In the course of rewatching the series, I'm realizing that above all else, what separates a great episode from a terrible episode is, to me, how the main characters are handled. Mulder and Scully are brilliant characters, brilliantly portrayed, and the best episodes both hold true to what we already know of the characters and expand them, providing even deeper levels to them. Monday, Bad Blood, Triangle, The Final Repose of Clyde Bruckman, even a bit of silliness like War of the Coprophages, make the show about more than a shooting gallery of paranormal creeps or an overarching mythology series. In those high points, it's a show about these two fascinating people, and how they respond to their extraordinary circumstances, both as individuals and in their relationship to each other.
The majority of episodes are neither really here nor there; they have their story, and things happen, and the good guys ultimately prevail, and we have fun and say "What a great show" and get ready for next week. But we don't remember those episodes when we're making our lists, because ultimately they're all the same. The details differ, but the broad strokes all look the same through the Gaussian blur of our memory.

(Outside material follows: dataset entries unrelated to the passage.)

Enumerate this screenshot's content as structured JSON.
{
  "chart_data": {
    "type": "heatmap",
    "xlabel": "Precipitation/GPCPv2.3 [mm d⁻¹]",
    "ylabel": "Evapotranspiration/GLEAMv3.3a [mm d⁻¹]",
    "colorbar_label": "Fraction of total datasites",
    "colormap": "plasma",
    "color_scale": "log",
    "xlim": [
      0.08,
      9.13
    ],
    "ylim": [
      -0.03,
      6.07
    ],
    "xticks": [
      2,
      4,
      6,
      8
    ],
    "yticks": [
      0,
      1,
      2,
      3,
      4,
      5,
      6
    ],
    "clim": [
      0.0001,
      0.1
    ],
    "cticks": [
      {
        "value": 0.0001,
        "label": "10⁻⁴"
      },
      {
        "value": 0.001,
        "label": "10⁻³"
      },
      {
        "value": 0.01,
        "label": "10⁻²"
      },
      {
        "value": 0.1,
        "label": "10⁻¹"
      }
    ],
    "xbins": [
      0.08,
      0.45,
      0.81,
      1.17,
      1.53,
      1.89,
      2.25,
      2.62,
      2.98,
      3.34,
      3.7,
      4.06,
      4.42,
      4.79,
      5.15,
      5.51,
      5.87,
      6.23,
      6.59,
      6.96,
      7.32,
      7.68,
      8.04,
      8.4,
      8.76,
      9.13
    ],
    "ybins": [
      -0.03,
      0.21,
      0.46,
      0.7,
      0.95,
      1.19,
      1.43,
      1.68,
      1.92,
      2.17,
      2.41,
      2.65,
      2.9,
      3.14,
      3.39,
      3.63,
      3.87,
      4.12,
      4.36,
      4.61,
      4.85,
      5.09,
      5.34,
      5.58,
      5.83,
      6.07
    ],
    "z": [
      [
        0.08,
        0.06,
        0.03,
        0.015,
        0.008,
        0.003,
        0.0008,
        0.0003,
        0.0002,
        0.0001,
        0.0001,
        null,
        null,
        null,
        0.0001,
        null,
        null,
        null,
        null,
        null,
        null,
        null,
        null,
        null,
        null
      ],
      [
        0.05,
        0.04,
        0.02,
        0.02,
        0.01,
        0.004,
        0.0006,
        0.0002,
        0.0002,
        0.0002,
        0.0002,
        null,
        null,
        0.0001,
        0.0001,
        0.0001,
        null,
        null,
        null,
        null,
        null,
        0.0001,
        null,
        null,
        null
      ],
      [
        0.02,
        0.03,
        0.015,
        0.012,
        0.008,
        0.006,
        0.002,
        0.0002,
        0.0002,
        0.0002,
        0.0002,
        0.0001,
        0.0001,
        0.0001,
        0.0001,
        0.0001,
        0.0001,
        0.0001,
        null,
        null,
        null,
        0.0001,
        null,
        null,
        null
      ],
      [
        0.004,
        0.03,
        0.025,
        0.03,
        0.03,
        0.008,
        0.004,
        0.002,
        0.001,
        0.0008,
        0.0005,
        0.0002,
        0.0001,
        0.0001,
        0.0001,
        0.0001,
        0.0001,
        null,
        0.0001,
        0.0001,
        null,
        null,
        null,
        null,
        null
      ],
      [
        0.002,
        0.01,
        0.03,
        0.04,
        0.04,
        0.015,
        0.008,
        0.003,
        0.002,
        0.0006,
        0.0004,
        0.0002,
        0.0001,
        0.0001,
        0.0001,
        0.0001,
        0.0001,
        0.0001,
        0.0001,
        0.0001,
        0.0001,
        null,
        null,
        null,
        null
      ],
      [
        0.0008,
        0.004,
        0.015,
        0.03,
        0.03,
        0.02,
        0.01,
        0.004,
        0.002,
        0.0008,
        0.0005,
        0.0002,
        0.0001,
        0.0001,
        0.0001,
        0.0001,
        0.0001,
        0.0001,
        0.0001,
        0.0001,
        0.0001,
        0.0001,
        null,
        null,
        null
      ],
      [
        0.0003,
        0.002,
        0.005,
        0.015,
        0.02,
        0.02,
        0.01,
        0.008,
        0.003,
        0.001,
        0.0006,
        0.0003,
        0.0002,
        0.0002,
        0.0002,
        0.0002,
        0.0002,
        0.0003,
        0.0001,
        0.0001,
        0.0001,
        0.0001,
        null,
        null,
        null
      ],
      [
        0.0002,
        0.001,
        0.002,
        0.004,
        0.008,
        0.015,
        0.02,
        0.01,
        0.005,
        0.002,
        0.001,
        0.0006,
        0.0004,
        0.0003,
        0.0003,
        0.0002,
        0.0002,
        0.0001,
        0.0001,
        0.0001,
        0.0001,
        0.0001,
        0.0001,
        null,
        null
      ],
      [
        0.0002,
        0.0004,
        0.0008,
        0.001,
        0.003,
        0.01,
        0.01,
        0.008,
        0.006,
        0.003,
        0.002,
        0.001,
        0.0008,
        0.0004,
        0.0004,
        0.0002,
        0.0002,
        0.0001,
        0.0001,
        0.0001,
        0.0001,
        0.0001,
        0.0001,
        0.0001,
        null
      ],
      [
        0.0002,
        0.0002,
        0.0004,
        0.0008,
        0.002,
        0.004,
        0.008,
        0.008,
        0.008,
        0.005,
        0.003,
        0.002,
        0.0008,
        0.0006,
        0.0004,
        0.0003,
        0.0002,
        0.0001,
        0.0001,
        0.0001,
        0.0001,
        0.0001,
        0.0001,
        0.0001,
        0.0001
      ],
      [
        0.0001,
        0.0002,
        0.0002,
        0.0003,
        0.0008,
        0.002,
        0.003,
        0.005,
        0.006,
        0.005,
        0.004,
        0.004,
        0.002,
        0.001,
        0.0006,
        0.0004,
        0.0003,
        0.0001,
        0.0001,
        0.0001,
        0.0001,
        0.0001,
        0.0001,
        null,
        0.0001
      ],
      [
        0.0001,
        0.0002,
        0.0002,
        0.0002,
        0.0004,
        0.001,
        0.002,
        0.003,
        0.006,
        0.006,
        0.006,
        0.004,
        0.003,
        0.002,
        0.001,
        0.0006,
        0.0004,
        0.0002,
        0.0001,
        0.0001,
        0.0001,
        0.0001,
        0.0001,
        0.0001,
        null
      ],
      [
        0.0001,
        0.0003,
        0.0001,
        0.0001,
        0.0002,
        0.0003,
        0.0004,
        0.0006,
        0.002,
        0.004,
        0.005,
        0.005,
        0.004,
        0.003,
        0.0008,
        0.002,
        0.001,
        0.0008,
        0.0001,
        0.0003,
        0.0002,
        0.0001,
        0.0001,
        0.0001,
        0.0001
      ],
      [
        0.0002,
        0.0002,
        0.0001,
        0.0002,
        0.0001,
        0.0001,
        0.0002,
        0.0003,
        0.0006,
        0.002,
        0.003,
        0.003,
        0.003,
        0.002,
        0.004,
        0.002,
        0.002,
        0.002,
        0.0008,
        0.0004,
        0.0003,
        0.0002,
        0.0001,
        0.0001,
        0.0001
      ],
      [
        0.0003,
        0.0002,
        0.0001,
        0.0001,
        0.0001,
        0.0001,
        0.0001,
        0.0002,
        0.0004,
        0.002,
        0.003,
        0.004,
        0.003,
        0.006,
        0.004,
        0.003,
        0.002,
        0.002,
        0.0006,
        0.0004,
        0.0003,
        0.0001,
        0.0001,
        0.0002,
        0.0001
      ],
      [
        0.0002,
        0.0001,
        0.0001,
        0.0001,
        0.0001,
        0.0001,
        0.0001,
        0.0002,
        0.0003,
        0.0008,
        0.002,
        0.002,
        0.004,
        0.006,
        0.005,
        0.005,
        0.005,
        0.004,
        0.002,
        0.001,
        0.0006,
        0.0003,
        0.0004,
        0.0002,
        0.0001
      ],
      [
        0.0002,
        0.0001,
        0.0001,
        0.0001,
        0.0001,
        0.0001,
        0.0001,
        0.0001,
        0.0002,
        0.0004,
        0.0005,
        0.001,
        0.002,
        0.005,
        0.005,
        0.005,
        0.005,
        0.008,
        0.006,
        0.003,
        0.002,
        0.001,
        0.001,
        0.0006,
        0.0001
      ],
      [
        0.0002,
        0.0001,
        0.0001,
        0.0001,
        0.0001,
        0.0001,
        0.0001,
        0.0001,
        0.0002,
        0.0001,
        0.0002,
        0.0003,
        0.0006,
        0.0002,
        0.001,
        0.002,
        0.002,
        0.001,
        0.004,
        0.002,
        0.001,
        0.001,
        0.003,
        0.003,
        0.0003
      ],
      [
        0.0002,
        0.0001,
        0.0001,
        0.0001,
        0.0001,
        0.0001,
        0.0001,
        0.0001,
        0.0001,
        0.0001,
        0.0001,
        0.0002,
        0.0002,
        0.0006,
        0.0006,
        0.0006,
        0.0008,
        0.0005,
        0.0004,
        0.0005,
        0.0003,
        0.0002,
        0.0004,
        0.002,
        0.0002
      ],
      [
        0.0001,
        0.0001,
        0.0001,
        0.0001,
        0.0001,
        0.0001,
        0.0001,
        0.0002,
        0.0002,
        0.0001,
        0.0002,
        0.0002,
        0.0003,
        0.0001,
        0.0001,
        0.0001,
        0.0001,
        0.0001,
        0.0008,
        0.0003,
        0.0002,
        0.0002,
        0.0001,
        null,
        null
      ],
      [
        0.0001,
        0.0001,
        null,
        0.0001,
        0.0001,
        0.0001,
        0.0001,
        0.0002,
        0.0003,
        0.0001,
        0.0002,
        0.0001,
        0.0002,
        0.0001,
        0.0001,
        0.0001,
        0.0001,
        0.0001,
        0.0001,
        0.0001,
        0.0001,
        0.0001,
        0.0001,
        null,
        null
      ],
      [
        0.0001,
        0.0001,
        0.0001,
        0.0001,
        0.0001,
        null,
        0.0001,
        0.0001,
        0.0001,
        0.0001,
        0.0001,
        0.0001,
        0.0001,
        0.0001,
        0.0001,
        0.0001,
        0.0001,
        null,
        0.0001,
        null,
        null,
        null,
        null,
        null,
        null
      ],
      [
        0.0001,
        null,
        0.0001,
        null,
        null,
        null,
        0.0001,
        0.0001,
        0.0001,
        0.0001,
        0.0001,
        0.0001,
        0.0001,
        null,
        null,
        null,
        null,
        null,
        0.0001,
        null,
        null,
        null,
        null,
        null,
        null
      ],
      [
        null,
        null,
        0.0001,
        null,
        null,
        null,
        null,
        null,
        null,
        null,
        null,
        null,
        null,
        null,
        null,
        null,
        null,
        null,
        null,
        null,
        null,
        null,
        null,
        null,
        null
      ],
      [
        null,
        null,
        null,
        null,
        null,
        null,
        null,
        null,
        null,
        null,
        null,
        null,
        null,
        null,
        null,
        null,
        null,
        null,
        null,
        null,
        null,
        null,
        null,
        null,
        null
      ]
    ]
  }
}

In the worst episodes, and I still count The Field Where I Died among them, the characters are betrayed by the writers. Whoever was scripting that week (James Wong and Glen Morgan, I'm looking in your direction...) had a story they wanted to tell, but to fit Mulder and Scully into it, they had to warp them beyond recognition, turn these eminently familiar characters into strangers in order to fit the plot of the week. First Person Shooter rang untrue to the characters in every way. They even got the fucking Lone Gunmen all wrong. And this is what I consider the biggest failing of I Want to Believe, greater even than the forgettable plot, that I never for a moment believed that these characters being played by David Duchovny and Gillian Anderson were actually Mulder and Scully. Not for a moment.